To the OpenAI researchers, this crackpot creativity isn’t the most exciting feature of GPT-2; in a technical paper, they discuss its ability to perform a number of tasks for which specialised models are usually produced: translation, question answering, understanding text. It’s generally not as good as humans, but the system’s versatility is clear evidence that unsupervised learning techniques can bring AI far beyond highly specialised algorithms that can only excel at a specific task like playing a game or comparing particular kinds of images.
In the real world, however, GPT-2’s "literary gift" could have more ominous implications. Focusing its "creative power" for the narrow purposes of, say, political propaganda and disinformation could make the hand-production of such material unnecessary.
No cottage fake news industry like the one that emerged in the Macedonian town of Veles during the 2016 U.S. presidential election would be needed for thousands of social network accounts and websites to spew any kind of partisan nonsense or invented news. They’ll be shared, too – research shows a majority of people are unable to distinguish between fake and real news.

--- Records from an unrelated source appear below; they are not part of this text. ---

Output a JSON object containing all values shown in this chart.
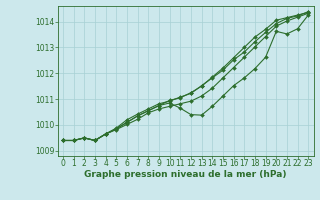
{
  "xlabel": "Graphe pression niveau de la mer (hPa)",
  "bg_color": "#cce8ec",
  "grid_color": "#a8d0d4",
  "line_color": "#2d6e2d",
  "text_color": "#2d6e2d",
  "ylim": [
    1008.8,
    1014.6
  ],
  "xlim": [
    -0.5,
    23.5
  ],
  "yticks": [
    1009,
    1010,
    1011,
    1012,
    1013,
    1014
  ],
  "xticks": [
    0,
    1,
    2,
    3,
    4,
    5,
    6,
    7,
    8,
    9,
    10,
    11,
    12,
    13,
    14,
    15,
    16,
    17,
    18,
    19,
    20,
    21,
    22,
    23
  ],
  "series": [
    [
      1009.4,
      1009.4,
      1009.5,
      1009.4,
      1009.65,
      1009.85,
      1010.1,
      1010.35,
      1010.55,
      1010.75,
      1010.95,
      1011.05,
      1011.25,
      1011.5,
      1011.85,
      1012.2,
      1012.6,
      1013.0,
      1013.4,
      1013.7,
      1014.05,
      1014.15,
      1014.25,
      1014.35
    ],
    [
      1009.4,
      1009.4,
      1009.5,
      1009.4,
      1009.65,
      1009.85,
      1010.1,
      1010.35,
      1010.55,
      1010.75,
      1010.85,
      1010.65,
      1010.4,
      1010.38,
      1010.72,
      1011.12,
      1011.52,
      1011.82,
      1012.18,
      1012.62,
      1013.62,
      1013.52,
      1013.72,
      1014.25
    ],
    [
      1009.4,
      1009.4,
      1009.5,
      1009.4,
      1009.65,
      1009.88,
      1010.2,
      1010.42,
      1010.62,
      1010.82,
      1010.92,
      1011.08,
      1011.22,
      1011.52,
      1011.82,
      1012.12,
      1012.52,
      1012.82,
      1013.22,
      1013.58,
      1013.92,
      1014.12,
      1014.22,
      1014.38
    ],
    [
      1009.4,
      1009.4,
      1009.5,
      1009.4,
      1009.65,
      1009.82,
      1010.02,
      1010.22,
      1010.47,
      1010.62,
      1010.72,
      1010.82,
      1010.92,
      1011.12,
      1011.42,
      1011.82,
      1012.22,
      1012.62,
      1013.02,
      1013.42,
      1013.82,
      1014.02,
      1014.17,
      1014.32
    ]
  ],
  "marker": "D",
  "markersize": 2.0,
  "linewidth": 0.8,
  "tick_fontsize": 5.5,
  "xlabel_fontsize": 6.5
}
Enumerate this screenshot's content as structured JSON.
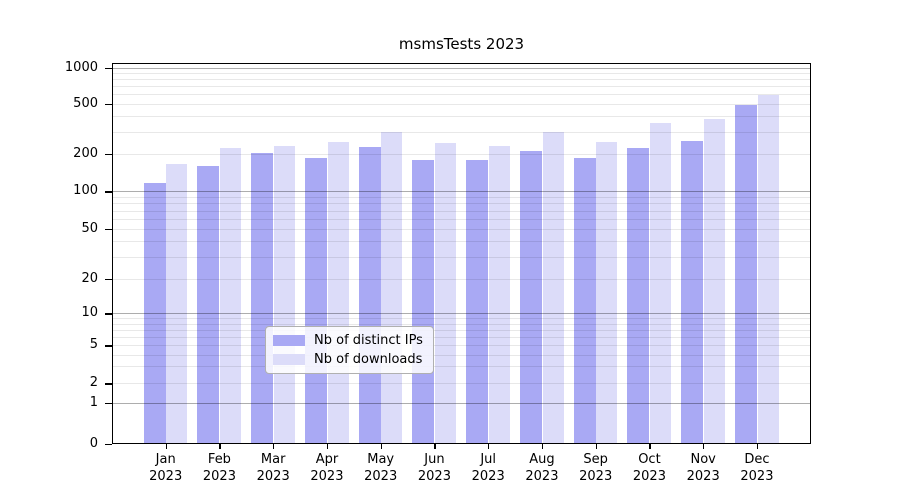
{
  "chart_data": {
    "type": "bar",
    "title": "msmsTests 2023",
    "x_year": "2023",
    "categories": [
      "Jan",
      "Feb",
      "Mar",
      "Apr",
      "May",
      "Jun",
      "Jul",
      "Aug",
      "Sep",
      "Oct",
      "Nov",
      "Dec"
    ],
    "series": [
      {
        "name": "Nb of distinct IPs",
        "color": "#a9a9f4",
        "values": [
          117,
          158,
          201,
          186,
          227,
          178,
          178,
          210,
          184,
          220,
          252,
          492
        ]
      },
      {
        "name": "Nb of downloads",
        "color": "#dcdcf9",
        "values": [
          166,
          220,
          229,
          250,
          300,
          245,
          230,
          295,
          248,
          353,
          377,
          597
        ]
      }
    ],
    "y_ticks": [
      0,
      1,
      2,
      5,
      10,
      20,
      50,
      100,
      200,
      500,
      1000
    ],
    "ylim": [
      0,
      1000
    ],
    "y_scale": "logarithmic with 0 baseline",
    "xlabel": "",
    "ylabel": "",
    "grid": true,
    "legend_position": "bottom-center",
    "colors": {
      "grid_major": "#adadad",
      "grid_minor": "#e8e8e8",
      "axis": "#000000",
      "legend_border": "#b0b0b0"
    }
  }
}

To OpenAI’s credit, it’s fully aware of the harm that can be done with models like GPT-2; in addition to disinformation, it points to their potential for automated cyberbullying. So, though the model can also be used for innocuous purposes, such as creating better dialog bots, the nonprofit has, at least for now, decided against releasing the training dataset or the full code for the model.
Knowledge, though, can’t be contained in this way, and language models will keep improving. It’s conceivable that their "literary" product will eventually flood the media platforms that aren’t controlled by professional editors, above all the social networks. Intelligent human writing becomes especially important in the face of that coming flood – at least while there’s an audience for it.